While Bourke still forages fruit from side yard farmers she knows well, once she got a cottage permit to produce in her apartment kitchen, she began purchasing product from certified or practicing organic and non-profit farms in the Santa Barbara region.

Integral to the business and a source of pride is her support of those local producers, a connection that stretches far deeper than simply purchasing their product; she views them as farm partners and wants to use her vinegars to help tell their stories. An environmental studies major at UC Santa Barbara, she’s volunteered extensively at farms, including a stint as a WWOOFer at a farm in Maui. “I’ve really taken an interest in how to grow food, take care of fruit trees and farmers, people who commit their lives professionally to growing food,” she says.

 

Bourke has cultivated meaningful relationships with her farm partners, spending time at the farms and frequently helping harvest, and feels they are like family. Each is featured on Sideyard’s website and in regular consumer communication and is named on the bottle containing the fruit that was sourced there. Sharing stories of producers with whom she’s proud to work, whether they’re growing in their side or front yard or on a 15- acre ranch, is her way of celebrating small-scale agriculture.
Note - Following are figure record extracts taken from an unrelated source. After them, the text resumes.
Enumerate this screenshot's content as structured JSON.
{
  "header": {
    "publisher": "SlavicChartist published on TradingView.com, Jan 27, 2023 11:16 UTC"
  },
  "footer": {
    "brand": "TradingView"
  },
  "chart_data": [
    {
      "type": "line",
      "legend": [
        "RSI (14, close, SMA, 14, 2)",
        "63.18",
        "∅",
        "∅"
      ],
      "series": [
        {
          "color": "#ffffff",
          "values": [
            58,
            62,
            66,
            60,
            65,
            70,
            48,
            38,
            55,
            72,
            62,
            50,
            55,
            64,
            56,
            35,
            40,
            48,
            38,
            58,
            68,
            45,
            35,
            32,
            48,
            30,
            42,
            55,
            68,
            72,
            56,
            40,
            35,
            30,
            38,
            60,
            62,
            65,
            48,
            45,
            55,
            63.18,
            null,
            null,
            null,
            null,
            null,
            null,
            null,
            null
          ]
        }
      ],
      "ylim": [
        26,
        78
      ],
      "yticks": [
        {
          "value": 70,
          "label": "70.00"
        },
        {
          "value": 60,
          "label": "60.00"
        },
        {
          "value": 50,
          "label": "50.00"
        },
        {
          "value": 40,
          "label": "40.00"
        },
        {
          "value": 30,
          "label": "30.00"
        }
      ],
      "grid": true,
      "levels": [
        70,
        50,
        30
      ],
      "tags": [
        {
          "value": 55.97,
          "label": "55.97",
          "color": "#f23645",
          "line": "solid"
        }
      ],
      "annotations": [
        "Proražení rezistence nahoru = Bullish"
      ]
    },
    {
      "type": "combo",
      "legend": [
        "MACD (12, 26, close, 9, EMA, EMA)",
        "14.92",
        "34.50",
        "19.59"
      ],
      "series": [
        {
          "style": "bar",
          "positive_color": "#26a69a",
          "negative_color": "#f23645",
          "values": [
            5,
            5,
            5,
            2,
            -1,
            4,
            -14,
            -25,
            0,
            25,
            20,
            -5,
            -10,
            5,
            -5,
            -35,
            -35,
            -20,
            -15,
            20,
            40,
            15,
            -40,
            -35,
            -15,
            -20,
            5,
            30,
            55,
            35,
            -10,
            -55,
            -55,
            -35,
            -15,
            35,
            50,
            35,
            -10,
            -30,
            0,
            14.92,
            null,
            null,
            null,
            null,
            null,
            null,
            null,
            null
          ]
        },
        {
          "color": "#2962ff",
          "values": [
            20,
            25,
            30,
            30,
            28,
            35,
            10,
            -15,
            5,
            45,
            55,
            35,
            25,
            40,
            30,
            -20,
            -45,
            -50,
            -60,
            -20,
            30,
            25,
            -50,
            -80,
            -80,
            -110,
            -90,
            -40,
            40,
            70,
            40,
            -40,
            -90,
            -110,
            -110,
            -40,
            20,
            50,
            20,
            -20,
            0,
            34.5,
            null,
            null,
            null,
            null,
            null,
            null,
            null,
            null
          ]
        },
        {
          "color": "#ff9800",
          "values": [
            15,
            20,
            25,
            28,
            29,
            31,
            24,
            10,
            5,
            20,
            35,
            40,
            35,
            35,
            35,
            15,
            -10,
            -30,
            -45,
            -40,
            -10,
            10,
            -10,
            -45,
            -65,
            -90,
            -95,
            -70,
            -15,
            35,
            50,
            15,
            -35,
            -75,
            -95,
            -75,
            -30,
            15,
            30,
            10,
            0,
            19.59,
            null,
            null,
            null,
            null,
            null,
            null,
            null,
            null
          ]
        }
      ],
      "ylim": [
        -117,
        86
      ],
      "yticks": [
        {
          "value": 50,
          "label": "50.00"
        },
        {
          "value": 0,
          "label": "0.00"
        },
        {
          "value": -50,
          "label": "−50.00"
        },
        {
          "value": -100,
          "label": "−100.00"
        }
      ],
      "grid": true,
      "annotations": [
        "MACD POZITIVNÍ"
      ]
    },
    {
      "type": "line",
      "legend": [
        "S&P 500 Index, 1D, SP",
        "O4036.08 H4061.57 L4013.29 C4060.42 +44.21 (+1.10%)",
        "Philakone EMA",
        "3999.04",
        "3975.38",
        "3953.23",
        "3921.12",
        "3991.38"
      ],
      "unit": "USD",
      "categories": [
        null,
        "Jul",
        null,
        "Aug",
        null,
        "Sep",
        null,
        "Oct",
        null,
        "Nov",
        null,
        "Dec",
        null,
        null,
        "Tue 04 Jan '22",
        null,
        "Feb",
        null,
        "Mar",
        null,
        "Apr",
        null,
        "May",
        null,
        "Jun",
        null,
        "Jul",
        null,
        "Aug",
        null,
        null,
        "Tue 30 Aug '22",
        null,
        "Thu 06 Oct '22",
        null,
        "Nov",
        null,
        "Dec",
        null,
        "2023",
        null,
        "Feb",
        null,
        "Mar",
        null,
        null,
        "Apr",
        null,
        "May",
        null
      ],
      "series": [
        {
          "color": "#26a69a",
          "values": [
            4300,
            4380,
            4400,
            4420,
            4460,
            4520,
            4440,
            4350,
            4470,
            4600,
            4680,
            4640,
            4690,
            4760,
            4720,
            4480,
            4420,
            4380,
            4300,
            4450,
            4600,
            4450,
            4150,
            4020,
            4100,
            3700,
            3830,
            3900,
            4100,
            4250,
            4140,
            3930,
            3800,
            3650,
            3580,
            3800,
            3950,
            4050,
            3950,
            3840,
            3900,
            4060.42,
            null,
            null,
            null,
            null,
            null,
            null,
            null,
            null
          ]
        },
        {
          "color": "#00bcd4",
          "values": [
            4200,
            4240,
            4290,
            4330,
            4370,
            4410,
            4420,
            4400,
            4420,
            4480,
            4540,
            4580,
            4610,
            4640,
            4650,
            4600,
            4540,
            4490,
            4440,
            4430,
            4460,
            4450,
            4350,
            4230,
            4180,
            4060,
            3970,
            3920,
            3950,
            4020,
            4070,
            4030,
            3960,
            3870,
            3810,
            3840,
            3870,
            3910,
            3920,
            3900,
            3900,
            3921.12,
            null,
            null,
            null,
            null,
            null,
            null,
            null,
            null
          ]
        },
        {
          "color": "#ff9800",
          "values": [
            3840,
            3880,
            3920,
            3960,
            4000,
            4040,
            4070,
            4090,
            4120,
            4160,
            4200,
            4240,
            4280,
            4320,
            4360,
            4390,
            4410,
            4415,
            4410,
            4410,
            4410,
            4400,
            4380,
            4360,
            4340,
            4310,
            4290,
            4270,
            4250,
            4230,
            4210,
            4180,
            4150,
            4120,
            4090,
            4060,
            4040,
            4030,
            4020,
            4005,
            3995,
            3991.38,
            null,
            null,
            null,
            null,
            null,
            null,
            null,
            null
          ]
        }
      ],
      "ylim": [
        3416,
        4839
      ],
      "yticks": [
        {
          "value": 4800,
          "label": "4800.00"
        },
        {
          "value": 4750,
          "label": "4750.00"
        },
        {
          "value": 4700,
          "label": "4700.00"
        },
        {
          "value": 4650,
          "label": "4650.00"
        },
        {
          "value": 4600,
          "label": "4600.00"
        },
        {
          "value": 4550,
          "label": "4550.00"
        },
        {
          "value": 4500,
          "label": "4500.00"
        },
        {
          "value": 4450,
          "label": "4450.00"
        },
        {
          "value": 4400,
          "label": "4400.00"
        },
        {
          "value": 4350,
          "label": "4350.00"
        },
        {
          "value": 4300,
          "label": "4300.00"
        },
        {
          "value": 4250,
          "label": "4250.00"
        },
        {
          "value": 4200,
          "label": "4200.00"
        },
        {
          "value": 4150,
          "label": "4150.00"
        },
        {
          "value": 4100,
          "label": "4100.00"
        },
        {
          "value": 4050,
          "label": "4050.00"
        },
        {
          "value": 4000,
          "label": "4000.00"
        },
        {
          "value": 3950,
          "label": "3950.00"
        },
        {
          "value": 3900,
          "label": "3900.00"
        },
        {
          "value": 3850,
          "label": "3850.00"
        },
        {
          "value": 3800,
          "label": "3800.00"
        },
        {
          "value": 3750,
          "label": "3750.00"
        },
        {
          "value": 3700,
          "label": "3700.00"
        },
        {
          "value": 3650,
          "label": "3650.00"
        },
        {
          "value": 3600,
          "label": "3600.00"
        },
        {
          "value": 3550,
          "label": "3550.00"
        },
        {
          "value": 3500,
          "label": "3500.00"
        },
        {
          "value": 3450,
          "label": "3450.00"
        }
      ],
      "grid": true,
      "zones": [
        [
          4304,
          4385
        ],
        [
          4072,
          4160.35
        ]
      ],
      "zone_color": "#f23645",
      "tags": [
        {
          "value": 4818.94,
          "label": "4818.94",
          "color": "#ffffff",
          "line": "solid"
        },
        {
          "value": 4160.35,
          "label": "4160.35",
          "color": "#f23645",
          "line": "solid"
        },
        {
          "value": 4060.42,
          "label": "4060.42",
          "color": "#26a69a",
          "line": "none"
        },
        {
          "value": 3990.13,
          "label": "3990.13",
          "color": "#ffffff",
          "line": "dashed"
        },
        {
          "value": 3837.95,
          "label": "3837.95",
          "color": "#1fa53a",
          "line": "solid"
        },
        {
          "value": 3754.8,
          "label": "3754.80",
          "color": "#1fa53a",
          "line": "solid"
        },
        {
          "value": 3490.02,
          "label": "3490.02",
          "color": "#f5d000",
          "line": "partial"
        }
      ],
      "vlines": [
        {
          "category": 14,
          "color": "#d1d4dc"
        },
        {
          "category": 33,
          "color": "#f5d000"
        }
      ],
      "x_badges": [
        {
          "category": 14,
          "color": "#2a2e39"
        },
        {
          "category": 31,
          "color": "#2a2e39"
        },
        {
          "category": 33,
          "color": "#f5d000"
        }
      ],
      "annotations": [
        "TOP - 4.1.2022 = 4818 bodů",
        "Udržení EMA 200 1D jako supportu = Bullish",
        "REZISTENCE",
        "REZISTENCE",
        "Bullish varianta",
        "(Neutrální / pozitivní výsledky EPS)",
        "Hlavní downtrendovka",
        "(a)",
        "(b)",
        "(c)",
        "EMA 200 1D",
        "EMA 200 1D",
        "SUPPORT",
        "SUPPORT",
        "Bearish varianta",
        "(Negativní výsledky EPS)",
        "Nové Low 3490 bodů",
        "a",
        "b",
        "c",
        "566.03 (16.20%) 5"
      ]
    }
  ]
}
“There’s something really beautiful about the complexities of working with smaller scale farmers who aren’t producing hundreds or thousands of pounds of produce and as a business owner working with them directly to create a revenue stream for selling produce, they might otherwise not be able to,” says Bourke. This includes buying “seconds,” the bruised fruits at which many look askance when shopping, to help build demand.

 

While Sideyard is currently a side business for Bourke — she works full-time in communications for organic food companies — she intends to continue doing both with the future goal of working just on the company. Only last year did she move production from her second- floor, one-bedroom apartment to a nearby commercial kitchen. She and her husband handle production, bottling, and packaging on weekends; administrative work is done on weeknights. Sideyard products can be ordered online through the website or purchased at 250 farm stores and small independently owned, value-aligned outlets across the country.

Crafting these vinegars is not simply a culinary enterprise, but a social and ethical one as well. “I try to live my life that way and buy and eat food in a way that honors our regional landscape and regional growers,” she says. “I find that to be really meaningful and significant and something I value.”